Opinión

No sin mi abogado

Pues sí, dilecta leyente, fue en la anterior Semana Santa, al ver el proceso al carismático Jesús de Nazaret, lo que me recordó tres casos en los quedó patente la importancia del abogado.

Uno, fue el juicio por intento de violación, en el que por no llevar abogado, la perjudicada terminó condenada. Resulta que ésta había denunciado en la Comisaría, y luego se había ratificado ante el Juzgado, a un individuo casado, con el que había coincidido en una fiesta entre amigos, en el piso de uno de ellos, donde había corrido el güisqui con red bull (que debe ser un potente afrodisíaco), porque, según ella, había intentado quitarle la ropa, mientras él también se desnudaba. 

Sin embargo, llegado el juicio, llevada por un sentimiento humanitario o por algún acuerdo extrajudicial menos altruista, declaró que todo era un invento de ella, para vengarse de que aquél no le había vuelto a hacer caso. Estoy convencido, ya que participé en la causa, de que, si no intento de violación, al menos hubo agresión o abuso sexual  Después ella, por algún motivo, altruista o lucrativo, repito, quiso echarse atrás, y en vez de edulcorar su declaración o simplemente negándose a declarar, se autoconfesó, ingenuamente, autora de un delito de acusación falsa, cosa que no hubiera ocurrido si hubiese contado con el asesoramiento del “bogui”. Y es que hay quien desconoce que el perjudicado también tiene derecho a la asistencia letrada, igual que el detenido.

El otro, fue un juicio de faltas por injurias a una presentadora de televisión, en el que el denunciado, confundiendo la injuria con la calumnia, metió la pata hasta el corvejón.

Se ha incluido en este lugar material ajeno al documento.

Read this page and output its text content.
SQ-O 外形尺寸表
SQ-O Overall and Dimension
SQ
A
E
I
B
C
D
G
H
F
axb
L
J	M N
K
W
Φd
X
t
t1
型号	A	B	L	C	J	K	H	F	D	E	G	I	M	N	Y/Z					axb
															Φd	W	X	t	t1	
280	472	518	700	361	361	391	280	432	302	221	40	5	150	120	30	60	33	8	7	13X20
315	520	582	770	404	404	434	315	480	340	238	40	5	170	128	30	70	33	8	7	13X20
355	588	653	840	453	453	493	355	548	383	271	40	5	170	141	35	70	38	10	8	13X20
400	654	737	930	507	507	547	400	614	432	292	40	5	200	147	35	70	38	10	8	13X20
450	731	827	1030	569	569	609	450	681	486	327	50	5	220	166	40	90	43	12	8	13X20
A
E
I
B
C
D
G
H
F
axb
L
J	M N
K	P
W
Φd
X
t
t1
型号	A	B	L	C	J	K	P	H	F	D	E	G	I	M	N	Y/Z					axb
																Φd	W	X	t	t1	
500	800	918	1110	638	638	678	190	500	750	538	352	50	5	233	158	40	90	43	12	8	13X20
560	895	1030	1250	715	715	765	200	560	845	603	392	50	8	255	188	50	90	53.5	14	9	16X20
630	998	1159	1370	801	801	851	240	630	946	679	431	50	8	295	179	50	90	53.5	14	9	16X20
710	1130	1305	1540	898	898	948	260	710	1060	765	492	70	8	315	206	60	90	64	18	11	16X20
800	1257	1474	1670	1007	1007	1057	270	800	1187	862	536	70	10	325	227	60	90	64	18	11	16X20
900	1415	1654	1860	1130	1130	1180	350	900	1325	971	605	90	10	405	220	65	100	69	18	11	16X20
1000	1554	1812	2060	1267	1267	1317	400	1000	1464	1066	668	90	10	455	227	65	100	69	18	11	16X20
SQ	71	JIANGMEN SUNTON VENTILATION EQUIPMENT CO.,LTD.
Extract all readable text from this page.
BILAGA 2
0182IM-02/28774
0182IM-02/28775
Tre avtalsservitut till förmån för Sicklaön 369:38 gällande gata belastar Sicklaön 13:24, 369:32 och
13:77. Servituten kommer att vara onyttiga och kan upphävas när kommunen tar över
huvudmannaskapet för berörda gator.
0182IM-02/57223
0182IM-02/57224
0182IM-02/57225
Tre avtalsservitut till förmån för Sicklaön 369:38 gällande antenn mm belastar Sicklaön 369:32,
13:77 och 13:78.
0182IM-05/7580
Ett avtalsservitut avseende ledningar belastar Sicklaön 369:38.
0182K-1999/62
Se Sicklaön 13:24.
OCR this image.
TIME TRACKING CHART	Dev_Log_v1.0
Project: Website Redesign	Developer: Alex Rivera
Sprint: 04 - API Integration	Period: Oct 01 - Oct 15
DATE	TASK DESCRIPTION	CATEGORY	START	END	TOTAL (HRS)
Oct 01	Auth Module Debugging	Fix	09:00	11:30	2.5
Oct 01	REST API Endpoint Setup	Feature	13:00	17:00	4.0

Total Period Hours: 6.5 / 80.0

En este caso, se trataba de un individuo prepotente, osado y vanidoso que quiso convertir el juicio en un show, con presencia de su clac incluida, ante la infinita paciencia del magistrado, que intentó ayudarle para equiparar las fuerzas contrapuestas, pues la presentadora, la perjudicada, sí llevaba letrado.

El muy zoquete, en vez de negar los hechos o buscar alguna justificación a sus injuriosas acusaciones, se empeñó en “mantenella y no enmendalla”, ignorando que en la injuria no se admite prueba sobre la veracidad de la acusación. Y claro se comió el marrón con toda la guarnición.

Esta  vez, hallábame, a la sazón, arrebujado en el mullido sillón, cuando apareció por el despacho una conocida rubia platino implicada en un turbio asunto. Por supuesto, me despejo inmediatamente y me reintegro al trabajo. 

Atraído por el perfume de la rubia, inmediatamente hizo acto de presencia mi socio, quien se acopló muy interesado por la materia, aunque dudo que fuese el pleito lo que realmente le importara. Al irse aquélla, me preguntó intrigado: “¿Qué, una buena cliente?”  No. Le contesté con sorna, “el buen cliente soy yo”.

Y es que, como dijo Albert Einstein, “Todos somos muy ignorantes, lo que ocurre es que no todos ignoramos las mismas cosas”.